De acordo com as fontes do veículo, a junta pretende questionar Klein a respeito de afirmações de que ele teria se automedicado, usado nomes falsos para obter receitas, dado amostras de remédios ilegalmente para pacientes famosos e, ainda, sido amplamente negligente em atuar na medicina enquanto doente com esclerose múltipla.

Para piorar a situação de Klein, seu advogado, Herbert L. Weinberg, abandonou o caso. Nenhuma explicação oficial foi dada para o pedido de demissão de Weinberg, mas certamente esse é um mau sinal para Klein.
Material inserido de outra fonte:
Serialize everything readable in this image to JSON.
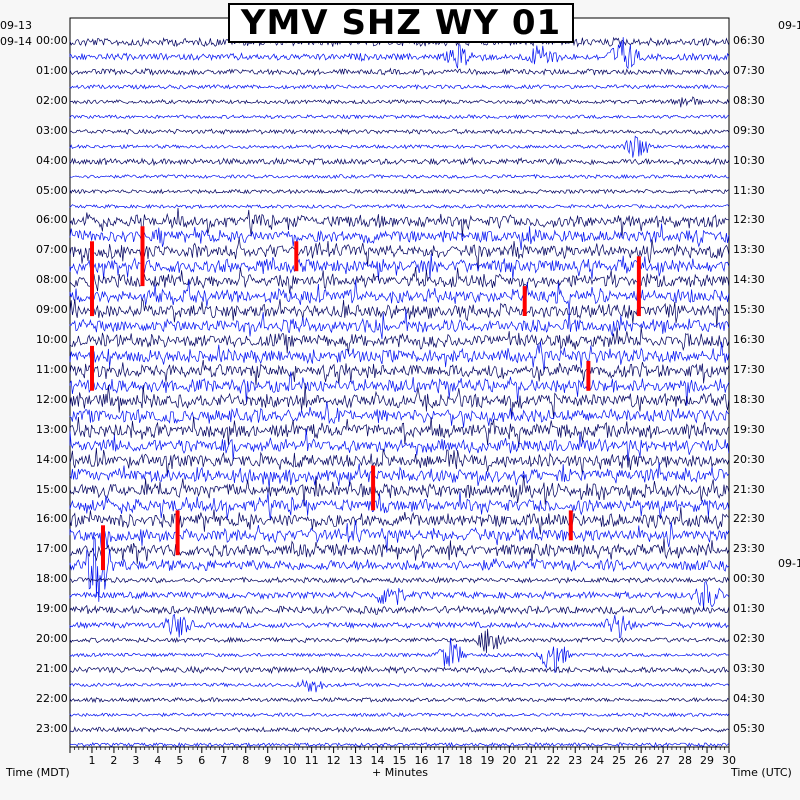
{
  "title": "YMV SHZ WY 01",
  "date_left_top": "09-13",
  "date_left_second": "09-14",
  "date_right_top": "09-1",
  "date_right_mid": "09-1",
  "xlabel_left": "Time (MDT)",
  "xlabel_center": "+ Minutes",
  "xlabel_right": "Time (UTC)",
  "colors": {
    "trace_dark": "#00005e",
    "trace_blue": "#0010f0",
    "clipped": "#ff0000",
    "background": "#ffffff",
    "page": "#f7f7f7"
  },
  "chart_data": {
    "type": "helicorder",
    "x_range": [
      0,
      30
    ],
    "x_ticks": [
      "1",
      "2",
      "3",
      "4",
      "5",
      "6",
      "7",
      "8",
      "9",
      "10",
      "11",
      "12",
      "13",
      "14",
      "15",
      "16",
      "17",
      "18",
      "19",
      "20",
      "21",
      "22",
      "23",
      "24",
      "25",
      "26",
      "27",
      "28",
      "29",
      "30"
    ],
    "left_labels": [
      "00:00",
      "01:00",
      "02:00",
      "03:00",
      "04:00",
      "05:00",
      "06:00",
      "07:00",
      "08:00",
      "09:00",
      "10:00",
      "11:00",
      "12:00",
      "13:00",
      "14:00",
      "15:00",
      "16:00",
      "17:00",
      "18:00",
      "19:00",
      "20:00",
      "21:00",
      "22:00",
      "23:00"
    ],
    "right_labels": [
      "06:30",
      "07:30",
      "08:30",
      "09:30",
      "10:30",
      "11:30",
      "12:30",
      "13:30",
      "14:30",
      "15:30",
      "16:30",
      "17:30",
      "18:30",
      "19:30",
      "20:30",
      "21:30",
      "22:30",
      "23:30",
      "00:30",
      "01:30",
      "02:30",
      "03:30",
      "04:30",
      "05:30"
    ],
    "rows_per_hour": 2,
    "row_count": 48,
    "row_activity": [
      0.55,
      0.4,
      0.3,
      0.15,
      0.15,
      0.1,
      0.2,
      0.1,
      0.35,
      0.1,
      0.15,
      0.1,
      0.9,
      0.9,
      1,
      1,
      1,
      1,
      1,
      1,
      1,
      1,
      1,
      1,
      1,
      1,
      1,
      1,
      1,
      1,
      1,
      1,
      1,
      1,
      0.9,
      0.8,
      0.25,
      0.4,
      0.5,
      0.3,
      0.2,
      0.1,
      0.35,
      0.1,
      0.15,
      0.1,
      0.2,
      0.1
    ],
    "events": [
      {
        "row": 1,
        "minute": 17.8,
        "amp": 0.7
      },
      {
        "row": 1,
        "minute": 21.5,
        "amp": 0.8
      },
      {
        "row": 1,
        "minute": 25.2,
        "amp": 1.2
      },
      {
        "row": 4,
        "minute": 28.0,
        "amp": 0.4
      },
      {
        "row": 7,
        "minute": 25.8,
        "amp": 0.8
      },
      {
        "row": 35,
        "minute": 1.3,
        "amp": 2.5
      },
      {
        "row": 37,
        "minute": 14.6,
        "amp": 0.9
      },
      {
        "row": 37,
        "minute": 29.0,
        "amp": 0.9
      },
      {
        "row": 39,
        "minute": 4.9,
        "amp": 0.8
      },
      {
        "row": 39,
        "minute": 25.0,
        "amp": 0.8
      },
      {
        "row": 40,
        "minute": 19.2,
        "amp": 1.1
      },
      {
        "row": 41,
        "minute": 17.3,
        "amp": 1.0
      },
      {
        "row": 41,
        "minute": 22.0,
        "amp": 1.2
      },
      {
        "row": 43,
        "minute": 11.0,
        "amp": 0.5
      }
    ],
    "clipped": [
      {
        "row": 14,
        "minute": 1.0,
        "span": 5
      },
      {
        "row": 13,
        "minute": 3.3,
        "span": 4
      },
      {
        "row": 14,
        "minute": 10.3,
        "span": 2
      },
      {
        "row": 15,
        "minute": 25.9,
        "span": 4
      },
      {
        "row": 21,
        "minute": 1.0,
        "span": 3
      },
      {
        "row": 17,
        "minute": 20.7,
        "span": 2
      },
      {
        "row": 22,
        "minute": 23.6,
        "span": 2
      },
      {
        "row": 29,
        "minute": 13.8,
        "span": 3
      },
      {
        "row": 32,
        "minute": 4.9,
        "span": 3
      },
      {
        "row": 33,
        "minute": 1.5,
        "span": 3
      },
      {
        "row": 32,
        "minute": 22.8,
        "span": 2
      }
    ]
  }
}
Durante o julgamento do Dr. Conrad Murray, o médico que foi condenado por homicídio culposo na morte de Jackson, a testemunha Dr. Robert Waldman afirmou que Klein deu ao cantor 900 miligramas de Demerol ao longo de três dias, em maio de 2009. Isso, aparentemente, o levou a ter crises de abstinência e sintomas como ansiedade e insônia. O cantor tentou lidar com isso usando o sedativo Propofol, que causou sua morte. De acordo com Waldman, Klein deu a Jackson “doses generosas” de Demerol que não eram necessárias no tratamento dele com Botox e Restylane.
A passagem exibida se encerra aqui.